Une pensée plutôt désobligeante vint à l’esprit d’Élisabeth : « Comme elle est entichée, cette bonne sœur ! »

— À seize ans, reprenait la narratrice, bien d’autres sont encore des enfants mais elle, c’est une femme par le sérieux et les connaissances et par la taille aussi, ce qui m’empêche de songer pour elle à l’orphelinat. Je ne la vois pas, non plus, travailler au dehors, pour l’expérience, une fillette de huit ans lui en remontrerait. Jusqu’ici, elle a vécu absolument cloîtrée avec sa grand’mère qui est d’une autre génération et que le malheur a rendue encore plus sévère qu’elle ne l’était de son naturel. Je craindrais que se voyant en liberté et avec quelque argent, elle… ne fasse des folies. C’est dangereux d’être jeune et son père était dépensier. Au moins, il lui faudrait une grande surveillance mêlée de bonté, enfin, un petit chez-elle… C’est tout cela que j’expliquais à Mme Létourneau quand elle m’a dit :

— Pourquoi n’iriez-vous pas trouver ma cousine, Élisabeth Dufresne, qui est dans l’Œuvre de la Protection des jeunes filles et qui dirige un foyer ?…

— Ah ! fit Élisabeth, soudain galvanisée. Mais oui, offrit-elle aussitôt, pourquoi ne me la confieriez-vous pas ? Nos pensionnaires sont triées sur le volet ; elles se connaissent toutes entre elles, et, en autant que la famille peut refleurir en dehors de son cadre naturel, je vous assure, ma sœur, que c’est bien dans les foyers qu’on la retrouve. Votre petite protégée est-elle instruite ? Préférait-elle les travaux manuels ou bien le travail de bureau, par exemple ?

Sœur Éloi tarda à répondre : une perplexité hésitait au coin de ses bonnes lèvres, voilait l’éclat limpide de ses yeux si jeunes.

— Mon rêve, fit-elle, ç’aurait été… Vous allez me trouver bien audacieuse, mais je pensais que vous pourriez peut-être l’occuper à la maison tout près de vous, en attendant, au moins, que sa vocation se décide. Dans un an ou deux, quand elle aura enfin vu le monde, il est probable que nous saurons à quoi nous en tenir.

— Qu’à cela ne tienne, ma sœur, dit la directrice.
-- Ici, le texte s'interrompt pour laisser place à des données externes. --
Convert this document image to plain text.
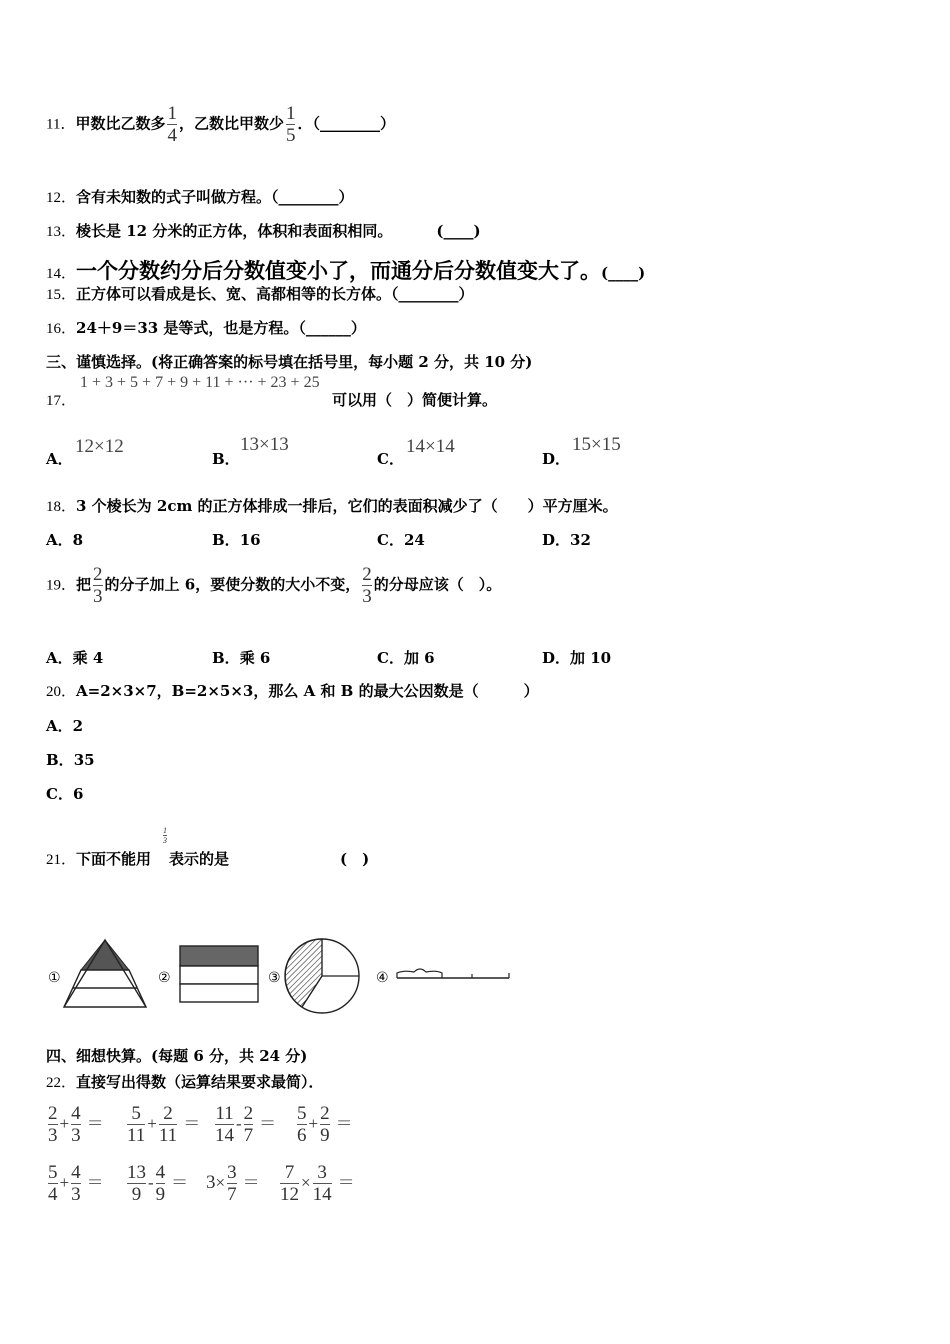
11．甲数比乙数多 $\frac{1}{4}$ ，乙数比甲数少 $\frac{1}{5}$ ．（________）
12．含有未知数的式子叫做方程。（________）
13．棱长是 12 分米的正方体，体积和表面积相同。	(____)
14．一个分数约分后分数值变小了，而通分后分数值变大了。(____)
15．正方体可以看成是长、宽、高都相等的长方体。（________）
16．24＋9＝33 是等式，也是方程。（______）
三、谨慎选择。(将正确答案的标号填在括号里，每小题 2 分，共 10 分)
17．
1 + 3 + 5 + 7 + 9 + 11 + ··· + 23 + 25
可以用（　）简便计算。
A．
12×12
B．
13×13
C．
14×14
D．
15×15
18．3 个棱长为 2cm 的正方体排成一排后，它们的表面积减少了（　　）平方厘米。
A．8	B．16	C．24	D．32
19．把 $\frac{2}{3}$ 的分子加上 6，要使分数的大小不变， $\frac{2}{3}$ 的分母应该（　）。
A．乘 4	B．乘 6	C．加 6	D．加 10
20．A=2×3×7，B=2×5×3，那么 A 和 B 的最大公因数是（　　　）
A．2
B．35
C．6
21．下面不能用
$\frac{1}{3}$
表示的是	(　)
①	②	③	④
四、细想快算。(每题 6 分，共 24 分)
22．直接写出得数（运算结果要求最简）．
$\frac{2}{3} + \frac{4}{3} = \frac{5}{11} + \frac{2}{11} = \frac{11}{14} - \frac{2}{7} = \frac{5}{6} + \frac{2}{9}$ ＝
$\frac{5}{4} + \frac{4}{3} = \frac{13}{9} - \frac{4}{9} = 3\times \frac{3}{7} = \frac{7}{12} \times \frac{3}{14}$ ＝
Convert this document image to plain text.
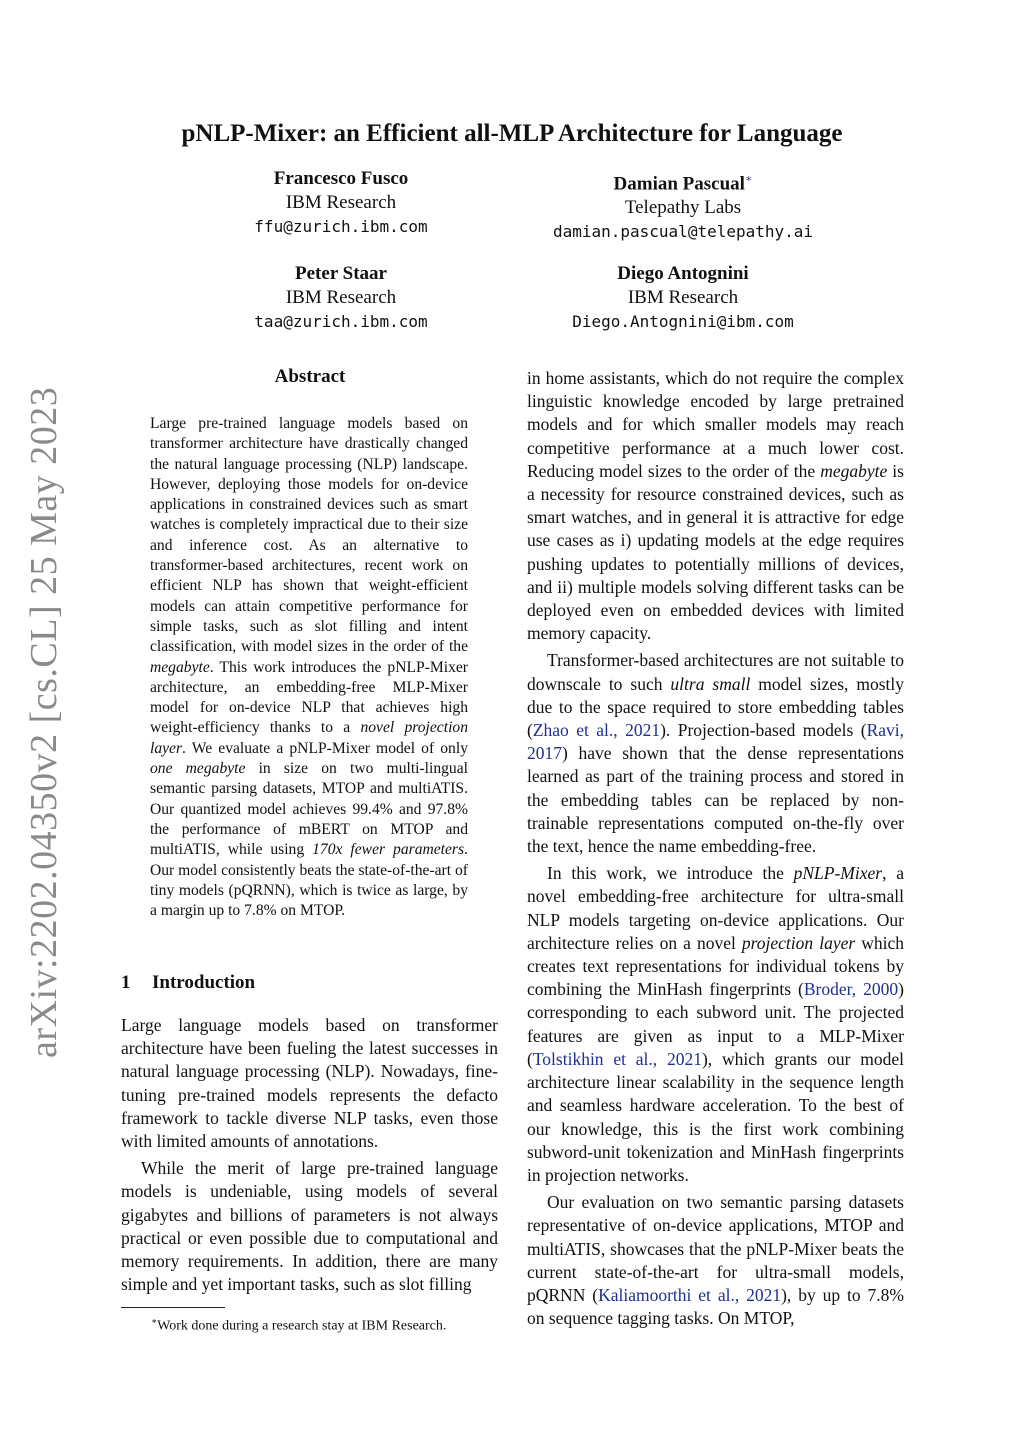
arXiv:2202.04350v2 [cs.CL] 25 May 2023
pNLP-Mixer: an Efficient all-MLP Architecture for Language
Francesco Fusco
IBM Research
ffu@zurich.ibm.com
Damian Pascual∗
Telepathy Labs
damian.pascual@telepathy.ai
Peter Staar
IBM Research
taa@zurich.ibm.com
Diego Antognini
IBM Research
Diego.Antognini@ibm.com
Abstract
Large pre-trained language models based on transformer architecture have drastically changed the natural language processing (NLP) landscape. However, deploying those models for on-device applications in constrained devices such as smart watches is completely impractical due to their size and inference cost. As an alternative to transformer-based architectures, recent work on efficient NLP has shown that weight-efficient models can attain competitive performance for simple tasks, such as slot filling and intent classification, with model sizes in the order of the megabyte. This work introduces the pNLP-Mixer architecture, an embedding-free MLP-Mixer model for on-device NLP that achieves high weight-efficiency thanks to a novel projection layer. We evaluate a pNLP-Mixer model of only one megabyte in size on two multi-lingual semantic parsing datasets, MTOP and multiATIS. Our quantized model achieves 99.4% and 97.8% the performance of mBERT on MTOP and multiATIS, while using 170x fewer parameters. Our model consistently beats the state-of-the-art of tiny models (pQRNN), which is twice as large, by a margin up to 7.8% on MTOP.
1 Introduction

Large language models based on transformer architecture have been fueling the latest successes in natural language processing (NLP). Nowadays, fine-tuning pre-trained models represents the defacto framework to tackle diverse NLP tasks, even those with limited amounts of annotations.

While the merit of large pre-trained language models is undeniable, using models of several gigabytes and billions of parameters is not always practical or even possible due to computational and memory requirements. In addition, there are many simple and yet important tasks, such as slot filling

in home assistants, which do not require the complex linguistic knowledge encoded by large pretrained models and for which smaller models may reach competitive performance at a much lower cost. Reducing model sizes to the order of the megabyte is a necessity for resource constrained devices, such as smart watches, and in general it is attractive for edge use cases as i) updating models at the edge requires pushing updates to potentially millions of devices, and ii) multiple models solving different tasks can be deployed even on embedded devices with limited memory capacity.

Transformer-based architectures are not suitable to downscale to such ultra small model sizes, mostly due to the space required to store embedding tables (Zhao et al., 2021). Projection-based models (Ravi, 2017) have shown that the dense representations learned as part of the training process and stored in the embedding tables can be replaced by non-trainable representations computed on-the-fly over the text, hence the name embedding-free.

In this work, we introduce the pNLP-Mixer, a novel embedding-free architecture for ultra-small NLP models targeting on-device applications. Our architecture relies on a novel projection layer which creates text representations for individual tokens by combining the MinHash fingerprints (Broder, 2000) corresponding to each subword unit. The projected features are given as input to a MLP-Mixer (Tolstikhin et al., 2021), which grants our model architecture linear scalability in the sequence length and seamless hardware acceleration. To the best of our knowledge, this is the first work combining subword-unit tokenization and MinHash fingerprints in projection networks.

Our evaluation on two semantic parsing datasets representative of on-device applications, MTOP and multiATIS, showcases that the pNLP-Mixer beats the current state-of-the-art for ultra-small models, pQRNN (Kaliamoorthi et al., 2021), by up to 7.8% on sequence tagging tasks. On MTOP,

∗Work done during a research stay at IBM Research.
Certes, je puis lui trouver de l’occupation dans la maison : ce n’est pas l’ouvrage qui manque, ici. J’ai déjà adopté, ainsi, une fillette à qui je ne donnais pas de salaire mais que je traitais comme ma propre enfant. Si votre petite protégée acceptait ces conditions, je pourrais la confier à notre lingère, Mme Deslandes qui est une personne tout à fait recommandable, très bien de manières, intelligente et amie de la jeunesse. Elle aurait à lui aider et à lui être soumise. Croyez-vous qu’elle accepterait ?

— C’est moi, dit-elle, qui accepte en son nom. Alors, reprit-elle, la pauvre vieille dame pourra partir tranquille quand son heure sonnera. Comment vous remercier, mademoiselle. C’est vraiment le bon Dieu qui a inspiré Mme Létourneau.

— Vous me l’amènerez quand, cette petite Paule ? demandait Élisabeth. J’ai hâte, maintenant, de faire sa connaissance. Croyez-vous que sa grand’mère désirerait me voir, auparavant ? Ce serait tout naturel.

— La pauvreté enseigne l’humilité et je suis bien sûre que ma vieille amie ne permettrait pas que vous vous dérangiez pour aller la voir. D’ailleurs, je sais qu’elle a écrit d’avance des pages et des pages pour celle qui se chargerait de son enfant, après sa mort. Tout cela est maintenant sous enveloppe et vous pouvez être sûre que rien n’aura été oublié.

— Serais-je indiscrète en vous demandant le nom de ces dames ?

— C’est Roché, dit la Sœur. Machinalement, la directrice répéta :

— Roché…

Et, tout d’un coup, une émotion anxieuse s’empara d’elle.

— Roché, fit-elle encore une fois. Ma sœur, savez-vous si elles écrivent ce nom avec un accent aigu ou avec un r ?…

— C’est avec un accent aigu, murmura sœur Éloi soudainement émue, elle aussi.

Un rapide tressaillement avait couru sur le visage sérieux d’Élisabeth.